Two Palestinian Fighters Recount The Battle For Lebanon's Beaufort Castle
Moin Al Taher and Mohammed al Qarout were both fighters for the Palestine Liberation Organisation [PLO] in south Lebanon when the last battle for the castle unfolded in June 1982, which ended with Israel taking over the strategic vantage point and killing all the defending fighters.
"It was on June 6. That day, the castle was subjected to uninterrupted Israeli artillery and air bombardment", Taher, 74, who now lives in Amman, Jordan, told AFP.
"I saw the castle, which had come under heavy fire, blazing under the intensity of the shelling", he recalled.
Following the creation of the state of Israel in 1948, Israel displaced tens of thousands of Palestinians to Lebanon, where some organised into armed factions that launched operations against Israel from Lebanese territory.
In 1978, Israel invaded Lebanon for the first time in response to the attacks, and in 1982 it carried out a second invasion that eventually reached Beirut.
Taher commanded joint Lebanese-Palestinian forces during the 1978 war along Lebanon's border with Israel, and at Beaufort Castle in 1982.
Taher said he was in Beirut where his wife had just given birth to their daughter when the battle started, and reached the area by noon that day.
"That morning, the fighters had managed to shoot down an Israeli warplane and capture its pilot."
He said he later attempted to reach the castle with another fighter to check on the men there, but their vehicle came under Israeli fire and he was wounded by shrapnel.
Inside the castle were about 30 fighters with the "Jarmaq Battalion", whose members hailed from the Palestinian Territories, Lebanon and Yemen, and fought under Fatah, the faction of historic Palestinian leader Yasser Arafat.
Trenches and bunkers
Taher explained that Israeli airstrikes had largely destroyed the castle by 1981.

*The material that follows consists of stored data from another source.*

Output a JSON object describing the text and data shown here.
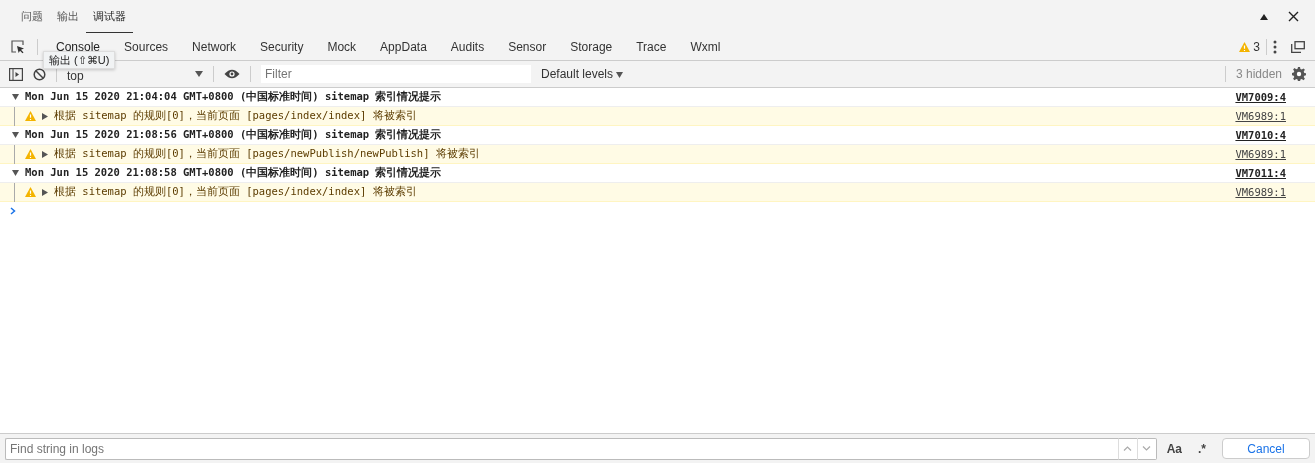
{
  "panel_tabs": [
    {
      "label": "问题",
      "selected": false
    },
    {
      "label": "输出",
      "selected": false
    },
    {
      "label": "调试器",
      "selected": true
    }
  ],
  "devtools_tabs": [
    {
      "label": "Console",
      "selected": true
    },
    {
      "label": "Sources",
      "selected": false
    },
    {
      "label": "Network",
      "selected": false
    },
    {
      "label": "Security",
      "selected": false
    },
    {
      "label": "Mock",
      "selected": false
    },
    {
      "label": "AppData",
      "selected": false
    },
    {
      "label": "Audits",
      "selected": false
    },
    {
      "label": "Sensor",
      "selected": false
    },
    {
      "label": "Storage",
      "selected": false
    },
    {
      "label": "Trace",
      "selected": false
    },
    {
      "label": "Wxml",
      "selected": false
    }
  ],
  "warning_count": "3",
  "tooltip": "输出 (⇧⌘U)",
  "toolbar": {
    "context": "top",
    "filter_placeholder": "Filter",
    "levels": "Default levels",
    "hidden": "3 hidden"
  },
  "logs": [
    {
      "kind": "group",
      "expanded": true,
      "text": "Mon Jun 15 2020 21:04:04 GMT+0800 (中国标准时间) sitemap 索引情况提示",
      "source": "VM7009:4"
    },
    {
      "kind": "warning",
      "expanded": false,
      "text": "根据 sitemap 的规则[0]，当前页面 [pages/index/index] 将被索引",
      "source": "VM6989:1"
    },
    {
      "kind": "group",
      "expanded": true,
      "text": "Mon Jun 15 2020 21:08:56 GMT+0800 (中国标准时间) sitemap 索引情况提示",
      "source": "VM7010:4"
    },
    {
      "kind": "warning",
      "expanded": false,
      "text": "根据 sitemap 的规则[0]，当前页面 [pages/newPublish/newPublish] 将被索引",
      "source": "VM6989:1"
    },
    {
      "kind": "group",
      "expanded": true,
      "text": "Mon Jun 15 2020 21:08:58 GMT+0800 (中国标准时间) sitemap 索引情况提示",
      "source": "VM7011:4"
    },
    {
      "kind": "warning",
      "expanded": false,
      "text": "根据 sitemap 的规则[0]，当前页面 [pages/index/index] 将被索引",
      "source": "VM6989:1"
    }
  ],
  "search": {
    "placeholder": "Find string in logs",
    "case_label": "Aa",
    "regex_label": ".*",
    "cancel": "Cancel"
  }
}
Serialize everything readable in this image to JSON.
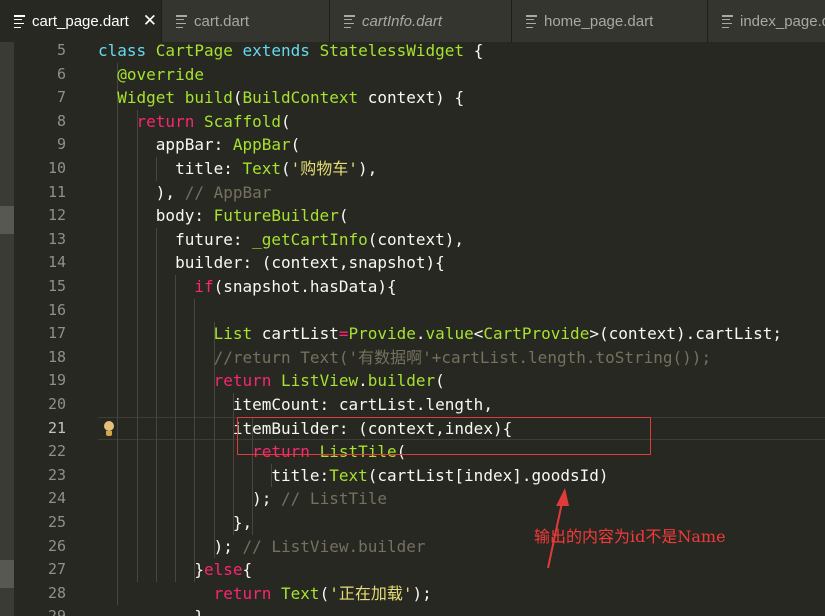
{
  "tabs": [
    {
      "label": "cart_page.dart",
      "active": true,
      "italic": false,
      "close": "✕"
    },
    {
      "label": "cart.dart",
      "active": false,
      "italic": false
    },
    {
      "label": "cartInfo.dart",
      "active": false,
      "italic": true
    },
    {
      "label": "home_page.dart",
      "active": false,
      "italic": false
    },
    {
      "label": "index_page.d",
      "active": false,
      "italic": false
    }
  ],
  "editor": {
    "current_line": 21,
    "lines": [
      {
        "n": "5",
        "tokens": [
          [
            "kw",
            "class "
          ],
          [
            "ty",
            "CartPage "
          ],
          [
            "kw",
            "extends "
          ],
          [
            "ty",
            "StatelessWidget "
          ],
          [
            "pl",
            "{"
          ]
        ]
      },
      {
        "n": "6",
        "tokens": [
          [
            "fn",
            "  @override"
          ]
        ]
      },
      {
        "n": "7",
        "tokens": [
          [
            "ty",
            "  Widget "
          ],
          [
            "fn",
            "build"
          ],
          [
            "pl",
            "("
          ],
          [
            "ty",
            "BuildContext"
          ],
          [
            "pl",
            " context) {"
          ]
        ]
      },
      {
        "n": "8",
        "tokens": [
          [
            "kwr",
            "    return "
          ],
          [
            "ty",
            "Scaffold"
          ],
          [
            "pl",
            "("
          ]
        ]
      },
      {
        "n": "9",
        "tokens": [
          [
            "pl",
            "      appBar: "
          ],
          [
            "ty",
            "AppBar"
          ],
          [
            "pl",
            "("
          ]
        ]
      },
      {
        "n": "10",
        "tokens": [
          [
            "pl",
            "        title: "
          ],
          [
            "ty",
            "Text"
          ],
          [
            "pl",
            "("
          ],
          [
            "str",
            "'购物车'"
          ],
          [
            "pl",
            "),"
          ]
        ]
      },
      {
        "n": "11",
        "tokens": [
          [
            "pl",
            "      ), "
          ],
          [
            "cm",
            "// AppBar"
          ]
        ]
      },
      {
        "n": "12",
        "tokens": [
          [
            "pl",
            "      body: "
          ],
          [
            "ty",
            "FutureBuilder"
          ],
          [
            "pl",
            "("
          ]
        ]
      },
      {
        "n": "13",
        "tokens": [
          [
            "pl",
            "        future: "
          ],
          [
            "fn",
            "_getCartInfo"
          ],
          [
            "pl",
            "(context),"
          ]
        ]
      },
      {
        "n": "14",
        "tokens": [
          [
            "pl",
            "        builder: (context,snapshot){"
          ]
        ]
      },
      {
        "n": "15",
        "tokens": [
          [
            "kwr",
            "          if"
          ],
          [
            "pl",
            "(snapshot.hasData){"
          ]
        ]
      },
      {
        "n": "16",
        "tokens": []
      },
      {
        "n": "17",
        "tokens": [
          [
            "ty",
            "            List "
          ],
          [
            "pl",
            "cartList"
          ],
          [
            "kwr",
            "="
          ],
          [
            "ty",
            "Provide"
          ],
          [
            "pl",
            "."
          ],
          [
            "fn",
            "value"
          ],
          [
            "pl",
            "<"
          ],
          [
            "ty",
            "CartProvide"
          ],
          [
            "pl",
            ">(context).cartList;"
          ]
        ]
      },
      {
        "n": "18",
        "tokens": [
          [
            "cm",
            "            //return Text('有数据啊'+cartList.length.toString());"
          ]
        ]
      },
      {
        "n": "19",
        "tokens": [
          [
            "kwr",
            "            return "
          ],
          [
            "ty",
            "ListView"
          ],
          [
            "pl",
            "."
          ],
          [
            "fn",
            "builder"
          ],
          [
            "pl",
            "("
          ]
        ]
      },
      {
        "n": "20",
        "tokens": [
          [
            "pl",
            "              itemCount: cartList.length,"
          ]
        ]
      },
      {
        "n": "21",
        "tokens": [
          [
            "pl",
            "              itemBuilder: (context,index){"
          ]
        ]
      },
      {
        "n": "22",
        "tokens": [
          [
            "kwr",
            "                return "
          ],
          [
            "ty",
            "ListTile"
          ],
          [
            "pl",
            "("
          ]
        ]
      },
      {
        "n": "23",
        "tokens": [
          [
            "pl",
            "                  title:"
          ],
          [
            "ty",
            "Text"
          ],
          [
            "pl",
            "(cartList[index].goodsId)"
          ]
        ]
      },
      {
        "n": "24",
        "tokens": [
          [
            "pl",
            "                ); "
          ],
          [
            "cm",
            "// ListTile"
          ]
        ]
      },
      {
        "n": "25",
        "tokens": [
          [
            "pl",
            "              },"
          ]
        ]
      },
      {
        "n": "26",
        "tokens": [
          [
            "pl",
            "            ); "
          ],
          [
            "cm",
            "// ListView.builder"
          ]
        ]
      },
      {
        "n": "27",
        "tokens": [
          [
            "pl",
            "          }"
          ],
          [
            "kwr",
            "else"
          ],
          [
            "pl",
            "{"
          ]
        ]
      },
      {
        "n": "28",
        "tokens": [
          [
            "kwr",
            "            return "
          ],
          [
            "ty",
            "Text"
          ],
          [
            "pl",
            "("
          ],
          [
            "str",
            "'正在加载'"
          ],
          [
            "pl",
            ");"
          ]
        ]
      },
      {
        "n": "29",
        "tokens": [
          [
            "pl",
            "          }"
          ]
        ]
      }
    ]
  },
  "annotation": {
    "text": "输出的内容为id不是Name",
    "color": "#f23a3a"
  },
  "colors": {
    "background": "#272822",
    "keyword": "#66d9ef",
    "control": "#f92672",
    "type": "#a6e22e",
    "string": "#e6db74",
    "comment": "#75715e",
    "text": "#f8f8f2"
  },
  "icons": {
    "tab": "file-lines-icon",
    "close": "close-icon",
    "hint": "lightbulb-icon"
  }
}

The fighters subsequently fortified it by digging trenches, bunkers, and a 150-meter tunnel within the fortress.
He said the castle became famous because of the constant Israeli bombardment.
"Every day, a communique would announce that the enemy had shelled Beaufort Castle."
Qarout, 69, also fought in the PLO's ranks in southern Lebanon.
He later held positions within the Palestinian Authority in Jericho, where he now lives, and focuses on collecting documents and information about the history of Fatah, including the battle of Beaufort Castle.
Leafing through printed documents and photographs from that era, Qarout showed AFP images of the castle and its fighters.
One photograph features a long ladder which he explained he personally installed so fighters could access the fortress after its entrance had been destroyed in 1981.
Another photograph shows a group of fighters in military uniforms atop the castle, waving their hands.
"The fighters held out in the castle for more than 60 hours until they were all martyred," Qarout recalled.
Both Qarout and Taher pointed to Beaufort's historic significance, having passed through the hands of many armies since its construction by the Crusaders, from Saladin to the Ottomans.
Its strategic importance lies in the fact that it overlooks northern Israel as well as the Israeli-occupied Golan Heights, they said.
The goal of Israel's 1982 invasion was to force the PLO out of Lebanon.
The operation ultimately succeeded in expelling the organisation's leadership, headed by Yasser Arafat, from Lebanon after Israeli forces laid siege to the capital Beirut.